Mansour, who tore his anterior cruciate ligament in a training mishap during last year’s Four Nations tournament, is eligible to play for Australia and Lebanon, for whom he qualifies through his father, Fidel.
The 26-year-old winger played three Tests for Lebanon as a teenager in 2009 during their unsuccessful campaign to qualify for the 2013 World Cup and has represented the Kangaroos five times.
He also played all three State of Origin matches for NSW last season but after six months on the sidelines doesn’t expect a Blues recall and is instead focused on the World Cup.
“It’s definitely on my mind,” Mansour told reporters.
“I WANT TO FINISH THE SEASON STRONG AND TAKE MY FORM INTO THE WORLD CUP."
“I’m very relieved to be back and happy but I can’t get too carried away. With an ACL it’s a minimum six months [recovery] and usually it takes around 12 month to actually completely heal.
“I did everything I could to get to this point so I need to keep backing myself and believing.”

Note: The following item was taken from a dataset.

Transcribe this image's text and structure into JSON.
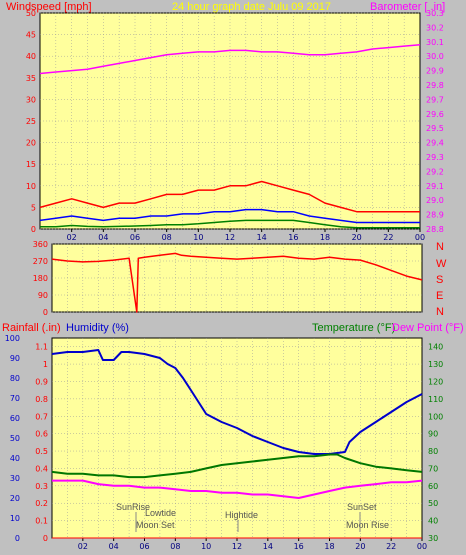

Mansour’s recovery from a knee reconstruction after six months and three weeks was quicker than most players who suffer a similar injury and a testament to the hard work he put in to get back on the playing field.
“It’s been tough but you’ve got to get on with it. Everyone has obstacles in life and this was my biggest one,” he said.
“I just wanted to show the boys I wasn’t going to give up and work hard to get back on the footy field. I was pretty much training by myself every day and I am not the best spectator.
“It’s nice to see the boys win but it is also frustrating because you want to be a part of that winning culture. When you see them lose you feel helpless because you can’t do much.”
Mansour capped his comeback against the Bulldogs on Sunday by scoring a late try and he ran 180 metres with the ball, as well as setting up a try for halfback Nathan Cleary with a kick.
“THERE WAS A LOT OF EMOTIONS COMING INTO THE GAME, A BIT OF NERVES, BUT I COULDN’T BE HAPPIER WITH THE WAY IT FINISHED.”
“The first 20 minutes was the most challenging, just trying to get myself into the game and trying to pace myself. That was the hardest part. Going into the second half I felt my second wind.
“All these thoughts would come into my head — good and bad. You try not to think about it but can’t really help it. I knew if I stuck to what I knew everything would work out. I just had to take the game head on. I just had to come in and play hard.”